L’inexplicable atteignit son paroxysme le 23 octobre, à Old Trafford, bastion gardé invaincu depuis des lustres. Manchester contre Manchester. City battu quelques mois plus tôt au terme d’un scénario fou entra sur la pelouse en leader arrogant à fesser. C’était l’occasion pour United de calmer un néo-favori trop ambitieux, voulant sauter les étapes d’une ascension au sommet. United prétendu solide, United dit fort mentalement. United démenti. Défait 6-1 dans son antre, concédant trois buts entre la 89ème et la fin du match, un comble pour le club du Fergie Time. Un tel score n’avait aucune raison, il n’avait déjà aucun sens, et il n’avait aucune explication. Un réalisme exceptionnel de City ? Pourquoi pas, mais pourquoi maintenant ? Pourquoi face à City, pourquoi à Old Trafford ? Pourquoi le 23 octobre 2011, entre 14h30 et 16h20, Manchester United connut un tel désespoir ? Même si Manchester vivait enfin ce que vivaient ses victimes, tout simplement moins forts et sans solution pour lutter, la différence de niveau ne pouvait pas être si grande. Pourquoi, cette fois-là, Manchester United vécut un tel cauchemar ? Pourquoi passer d’un début de saison relevant du fantasme à une succession de problèmes insolubles, en championnat et en Ligue des Champions ?

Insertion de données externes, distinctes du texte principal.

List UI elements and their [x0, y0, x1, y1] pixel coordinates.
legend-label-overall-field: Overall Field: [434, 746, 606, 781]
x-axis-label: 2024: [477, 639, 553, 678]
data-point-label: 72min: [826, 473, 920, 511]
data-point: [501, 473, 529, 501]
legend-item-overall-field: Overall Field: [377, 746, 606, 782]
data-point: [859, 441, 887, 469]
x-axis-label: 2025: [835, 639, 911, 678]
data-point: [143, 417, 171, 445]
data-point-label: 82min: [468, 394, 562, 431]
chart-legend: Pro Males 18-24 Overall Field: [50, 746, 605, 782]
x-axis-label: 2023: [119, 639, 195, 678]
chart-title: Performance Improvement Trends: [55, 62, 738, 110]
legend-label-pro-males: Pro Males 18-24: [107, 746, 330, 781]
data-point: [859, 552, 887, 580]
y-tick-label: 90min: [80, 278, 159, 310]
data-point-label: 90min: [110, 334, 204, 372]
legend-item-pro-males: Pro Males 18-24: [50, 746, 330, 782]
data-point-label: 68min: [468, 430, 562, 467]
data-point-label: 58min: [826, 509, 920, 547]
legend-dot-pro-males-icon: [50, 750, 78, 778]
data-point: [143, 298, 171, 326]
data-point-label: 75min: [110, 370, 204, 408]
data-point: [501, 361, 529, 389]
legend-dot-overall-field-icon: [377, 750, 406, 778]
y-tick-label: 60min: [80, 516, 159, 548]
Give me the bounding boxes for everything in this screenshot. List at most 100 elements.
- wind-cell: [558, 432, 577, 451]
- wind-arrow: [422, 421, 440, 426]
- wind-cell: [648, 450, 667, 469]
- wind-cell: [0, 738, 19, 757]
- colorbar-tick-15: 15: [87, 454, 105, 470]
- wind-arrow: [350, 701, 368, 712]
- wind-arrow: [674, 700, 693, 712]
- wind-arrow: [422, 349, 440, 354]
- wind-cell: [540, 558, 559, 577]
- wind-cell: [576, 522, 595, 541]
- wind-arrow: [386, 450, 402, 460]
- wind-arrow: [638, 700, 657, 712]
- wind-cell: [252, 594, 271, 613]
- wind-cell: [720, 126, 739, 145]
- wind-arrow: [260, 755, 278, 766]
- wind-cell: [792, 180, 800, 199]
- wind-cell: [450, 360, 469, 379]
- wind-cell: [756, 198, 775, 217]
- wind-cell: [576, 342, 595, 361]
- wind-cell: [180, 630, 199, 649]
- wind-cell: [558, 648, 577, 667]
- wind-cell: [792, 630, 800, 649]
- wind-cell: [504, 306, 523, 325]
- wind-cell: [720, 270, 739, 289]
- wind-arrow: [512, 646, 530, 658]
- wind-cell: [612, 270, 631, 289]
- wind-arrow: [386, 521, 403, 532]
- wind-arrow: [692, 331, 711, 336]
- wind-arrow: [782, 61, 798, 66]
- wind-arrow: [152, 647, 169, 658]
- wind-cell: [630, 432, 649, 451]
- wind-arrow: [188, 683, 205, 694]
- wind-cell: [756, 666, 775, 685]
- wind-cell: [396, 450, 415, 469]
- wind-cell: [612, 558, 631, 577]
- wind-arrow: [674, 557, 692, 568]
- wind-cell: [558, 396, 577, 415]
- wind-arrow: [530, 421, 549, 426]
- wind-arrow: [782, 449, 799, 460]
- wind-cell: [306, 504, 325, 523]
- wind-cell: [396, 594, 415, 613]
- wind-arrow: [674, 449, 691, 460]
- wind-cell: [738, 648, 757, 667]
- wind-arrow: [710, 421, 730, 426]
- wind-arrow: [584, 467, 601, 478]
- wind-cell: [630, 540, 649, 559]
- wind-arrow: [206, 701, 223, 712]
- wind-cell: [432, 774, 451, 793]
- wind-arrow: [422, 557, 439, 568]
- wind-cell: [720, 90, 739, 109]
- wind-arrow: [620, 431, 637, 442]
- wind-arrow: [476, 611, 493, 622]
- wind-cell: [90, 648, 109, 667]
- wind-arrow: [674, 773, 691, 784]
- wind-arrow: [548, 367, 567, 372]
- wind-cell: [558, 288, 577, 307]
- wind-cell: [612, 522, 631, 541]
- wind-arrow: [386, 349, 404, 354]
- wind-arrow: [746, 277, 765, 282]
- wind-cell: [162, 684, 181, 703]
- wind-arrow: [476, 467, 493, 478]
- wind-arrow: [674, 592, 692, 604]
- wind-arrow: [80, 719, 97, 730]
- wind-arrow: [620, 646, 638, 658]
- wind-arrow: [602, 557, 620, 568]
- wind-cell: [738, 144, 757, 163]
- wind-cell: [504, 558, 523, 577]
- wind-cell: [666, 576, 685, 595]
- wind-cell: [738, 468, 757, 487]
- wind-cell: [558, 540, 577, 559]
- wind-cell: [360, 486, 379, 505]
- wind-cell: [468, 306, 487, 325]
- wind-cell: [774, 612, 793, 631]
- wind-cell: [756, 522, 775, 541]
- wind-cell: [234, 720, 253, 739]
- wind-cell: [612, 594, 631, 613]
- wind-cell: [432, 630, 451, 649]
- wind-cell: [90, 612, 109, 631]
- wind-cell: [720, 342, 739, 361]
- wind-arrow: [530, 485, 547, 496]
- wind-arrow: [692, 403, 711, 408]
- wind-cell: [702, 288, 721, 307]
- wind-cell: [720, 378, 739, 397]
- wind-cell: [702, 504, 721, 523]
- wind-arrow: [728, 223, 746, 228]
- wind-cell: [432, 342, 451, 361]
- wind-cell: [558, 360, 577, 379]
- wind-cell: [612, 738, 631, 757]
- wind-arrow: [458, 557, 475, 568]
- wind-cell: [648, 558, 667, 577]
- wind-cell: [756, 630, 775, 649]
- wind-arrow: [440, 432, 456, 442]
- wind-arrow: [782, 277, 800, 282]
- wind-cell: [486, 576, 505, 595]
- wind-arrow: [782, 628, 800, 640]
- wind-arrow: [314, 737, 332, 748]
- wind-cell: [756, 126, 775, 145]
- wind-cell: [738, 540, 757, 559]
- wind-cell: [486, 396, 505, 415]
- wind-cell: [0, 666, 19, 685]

Pourquoi soudainement, enchaîner cinq victoires ? L’ignorance des problèmes pré-cités aurait dû perturber Manchester United, et même si le calendrier affichait des adversaires favorables à une bonne série, les cinq matchs consécutifs sans prendre un seul but forment, juxtaposés au résultat du 23 octobre, une sacrée antithèse. Six buts encaissés en une rencontre, puis aucun en cinq rencontres ? Un twist que les scénaristes de Lost n’auraient pas osé.
Et il y a donc ce 2-2, à domicile contre Benfica, match capital que les Mancuniens auraient gagné l’année dernière, et l’année d’avant aussi, et comme les cinq dernières années, parce qu’il le fallait. Même s’ils avaient perdu le match précédent, ils auraient gagné celui-ci. Cette saison, ils ont enchaîné cinq victoires, dont deux à Old Trafford, avant de faillir mardi soir, toujours à Old Trafford. Ils ont même été menés, ils ont égalisé, sont passés devant, et ont été rejoints, à peine deux minutes après. Berbatov a joué et il a même marqué. Ce scénario ne trouve aucune source, ni raison, ni explication, mais il s’est déroulé. Comme contre Bâle, les buts se sont presque succédés plus rapidement que les minutes. Sans explication, ne suivant aucun schéma habituel du football, si ce n’est un que Manchester semble rencontrer souvent cette saison. Et si Manchester est éliminé le 7 décembre, à cause d’une défaite à Bâle, ce ne serait pas habituel (United est toujours sorti des poules depuis 2006). Manchester n’aura pas trouvé les raisons de ses échecs (les trouve-t-on souvent, et d’une manière certaine dans le football ?). Manchester devra retrouver les raisons de ses réussites, et devrait les chercher maintenant. Parce que la possibilité que Manchester soit éliminé, ce n’est pas habituel. C’est une surprise, et c’est déjà un échec.